Il eut une pensée pour la Dinde froide. Comment les zombies du foyer allaient-ils fêter Noël ? En mangeant de la dinde chaude ? Peut-être. Mais surtout, en dégustant un bon vieux gâteau au shit pour le dessert…
Volokine s’offrit une crêpe au Nutella, en guise de repas de réveillon, et se dirigea vers la station de taxis de la porte de Saint-Cloud. Il vérifia dans ses poches : il avait encore quelques dizaines d’euros. Mais aucune idée de destination. Quand il grimpa dans la voiture, il eut un déclic. Dans une enquête, quand on se retrouvait bloqué, il fallait prendre le large.

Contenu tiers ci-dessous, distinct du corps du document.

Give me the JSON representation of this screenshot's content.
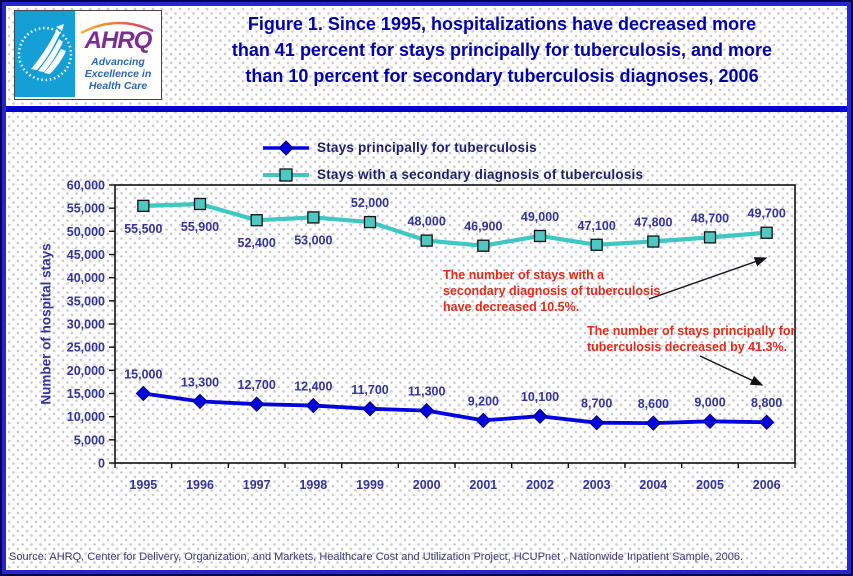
{
  "header": {
    "logo": {
      "brand": "AHRQ",
      "tagline_lines": [
        "Advancing",
        "Excellence in",
        "Health Care"
      ]
    },
    "title_lines": [
      "Figure 1. Since 1995, hospitalizations have decreased more",
      "than 41 percent for stays principally for tuberculosis, and more",
      "than 10 percent for secondary tuberculosis diagnoses, 2006"
    ]
  },
  "chart_data": {
    "type": "line",
    "categories": [
      "1995",
      "1996",
      "1997",
      "1998",
      "1999",
      "2000",
      "2001",
      "2002",
      "2003",
      "2004",
      "2005",
      "2006"
    ],
    "series": [
      {
        "name": "Stays principally for tuberculosis",
        "values": [
          15000,
          13300,
          12700,
          12400,
          11700,
          11300,
          9200,
          10100,
          8700,
          8600,
          9000,
          8800
        ],
        "color": "#0202E0",
        "marker": "diamond",
        "label_positions": [
          "above",
          "above",
          "above",
          "above",
          "above",
          "above",
          "above",
          "above",
          "above",
          "above",
          "above",
          "above"
        ]
      },
      {
        "name": "Stays with a secondary diagnosis of tuberculosis",
        "values": [
          55500,
          55900,
          52400,
          53000,
          52000,
          48000,
          46900,
          49000,
          47100,
          47800,
          48700,
          49700
        ],
        "color": "#3EC8C4",
        "marker": "square",
        "label_positions": [
          "below",
          "below",
          "below",
          "below",
          "above",
          "above",
          "above",
          "above",
          "above",
          "above",
          "above",
          "above"
        ]
      }
    ],
    "ylabel": "Number of hospital stays",
    "xlabel": "",
    "ylim": [
      0,
      60000
    ],
    "ytick_step": 5000,
    "grid": false,
    "legend_position": "top"
  },
  "annotations": [
    {
      "lines": [
        "The number of stays with a",
        "secondary diagnosis of tuberculosis",
        "have decreased 10.5%."
      ],
      "color": "#E02A1A"
    },
    {
      "lines": [
        "The number of stays principally for",
        "tuberculosis decreased by 41.3%."
      ],
      "color": "#E02A1A"
    }
  ],
  "source_note": "Source: AHRQ, Center for Delivery, Organization, and Markets, Healthcare Cost and Utilization Project, HCUPnet , Nationwide Inpatient Sample, 2006.",
  "colors": {
    "title": "#0000A6",
    "axis_text": "#333399",
    "legend_text": "#1D1D6B",
    "divider": "#0202D0",
    "annotation": "#E02A1A"
  }
}
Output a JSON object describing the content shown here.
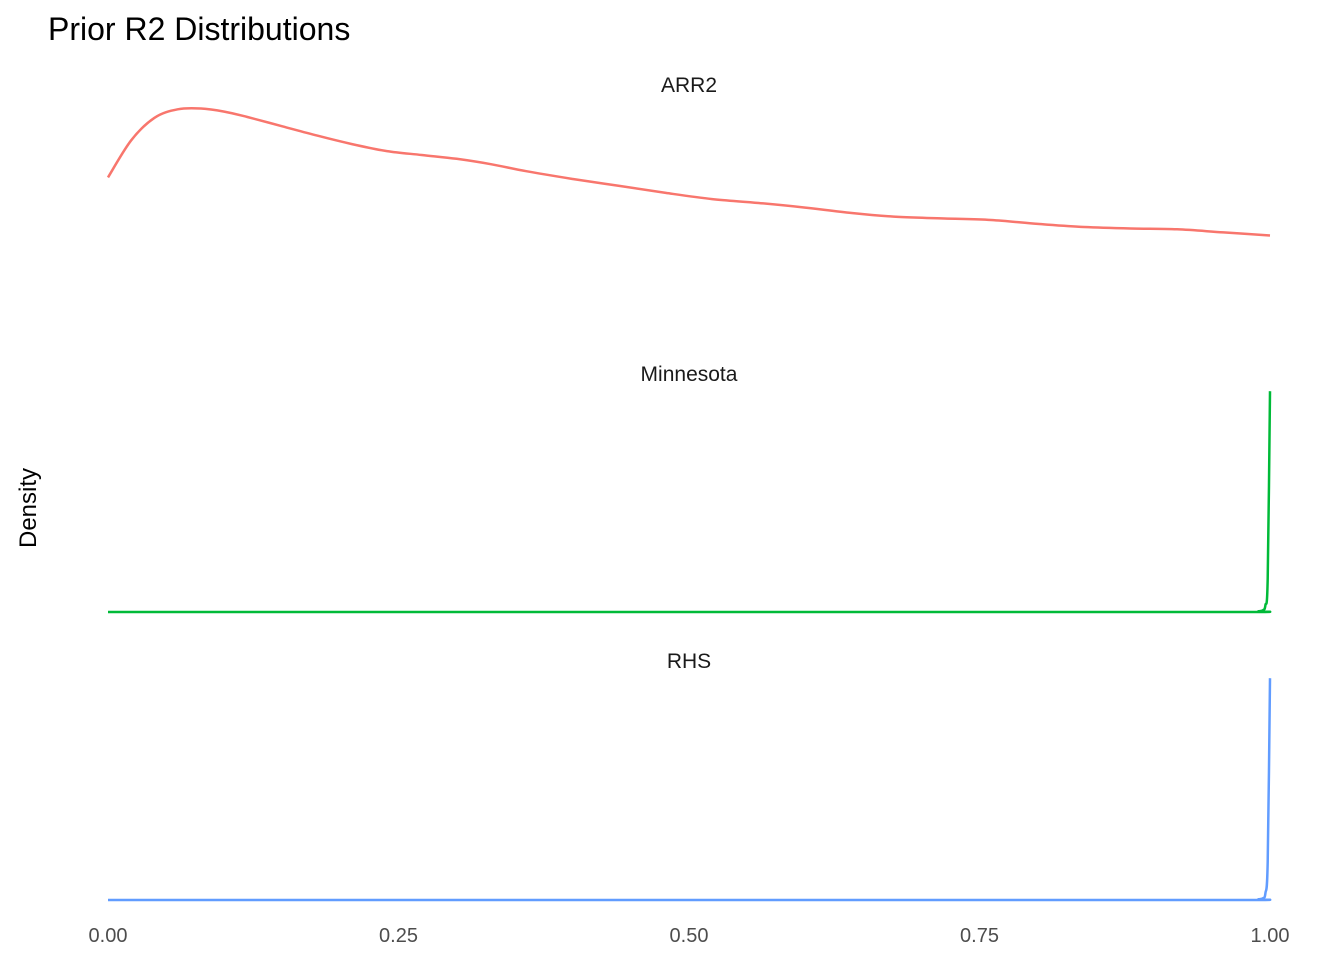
{
  "chart_data": {
    "type": "line",
    "title": "Prior R2 Distributions",
    "xlabel": "",
    "ylabel": "Density",
    "xlim": [
      0,
      1
    ],
    "x_ticks": [
      "0.00",
      "0.25",
      "0.50",
      "0.75",
      "1.00"
    ],
    "grid": false,
    "legend": "none",
    "facets": [
      {
        "label": "ARR2",
        "color": "#F8766D",
        "ylim": [
          0,
          3.1
        ],
        "x": [
          0.0,
          0.02,
          0.04,
          0.06,
          0.08,
          0.1,
          0.12,
          0.15,
          0.18,
          0.21,
          0.24,
          0.27,
          0.3,
          0.33,
          0.36,
          0.4,
          0.44,
          0.48,
          0.52,
          0.56,
          0.6,
          0.64,
          0.68,
          0.72,
          0.76,
          0.8,
          0.84,
          0.88,
          0.92,
          0.96,
          1.0
        ],
        "y": [
          2.1,
          2.58,
          2.87,
          2.98,
          2.99,
          2.95,
          2.88,
          2.76,
          2.64,
          2.53,
          2.44,
          2.39,
          2.34,
          2.27,
          2.18,
          2.08,
          1.99,
          1.9,
          1.82,
          1.77,
          1.71,
          1.64,
          1.59,
          1.57,
          1.55,
          1.5,
          1.46,
          1.44,
          1.43,
          1.39,
          1.35
        ]
      },
      {
        "label": "Minnesota",
        "color": "#00BA38",
        "ylim": [
          0,
          1.0
        ],
        "x": [
          0.0,
          0.25,
          0.5,
          0.75,
          0.98,
          0.99,
          0.994,
          0.996,
          0.998,
          1.0
        ],
        "y": [
          0.0,
          0.0,
          0.0,
          0.0,
          0.0,
          0.003,
          0.008,
          0.03,
          0.15,
          0.99
        ]
      },
      {
        "label": "RHS",
        "color": "#619CFF",
        "ylim": [
          0,
          1.0
        ],
        "x": [
          0.0,
          0.25,
          0.5,
          0.75,
          0.98,
          0.99,
          0.994,
          0.996,
          0.998,
          1.0
        ],
        "y": [
          0.0,
          0.0,
          0.0,
          0.0,
          0.0,
          0.003,
          0.008,
          0.03,
          0.17,
          0.99
        ]
      }
    ]
  }
}
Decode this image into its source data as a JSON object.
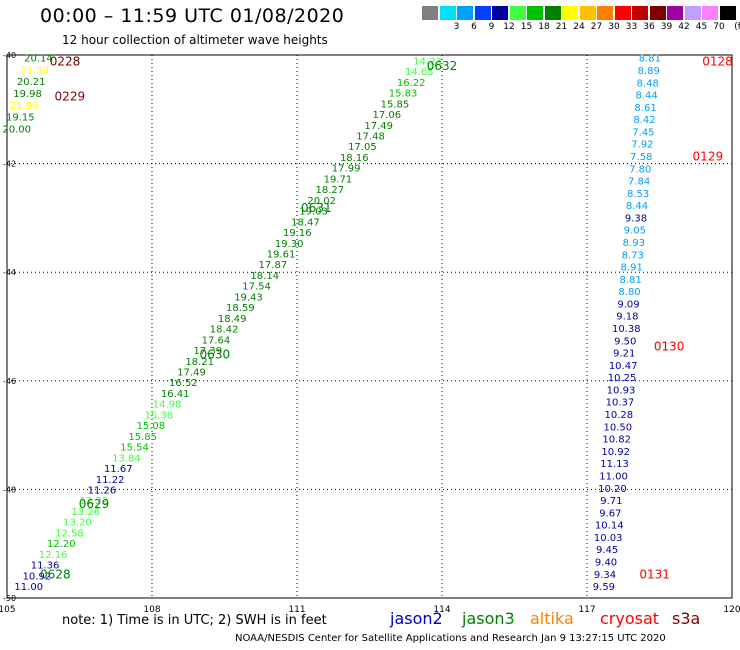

Il était temps de lâcher le concret pour le concept.
Quitter les faits matériels pour l’abstraction.
Sourire.
Il savait quelle direction allait prendre son envol.
45
— Mon petit Cédric, comment ça va depuis la dernière fois ?
— Ça va.
— Tu t’es enfin décidé ? Volokine sourit.
— Non, professeur, je viens vous voir pour une autre raison.
— Entre.
Le vieil homme s’effaça et fit pénétrer le Russe dans son cabinet feutré de la rue du Cherche-Midi. Il était 18 h 30 mais le bonhomme ne semblait pas pressé d’aller réveillonner. Il se situait, comme toujours, hors du temps, hors de l’espace. Son esprit habitait un lieu étrange, indicible — qui fascinait Volokine.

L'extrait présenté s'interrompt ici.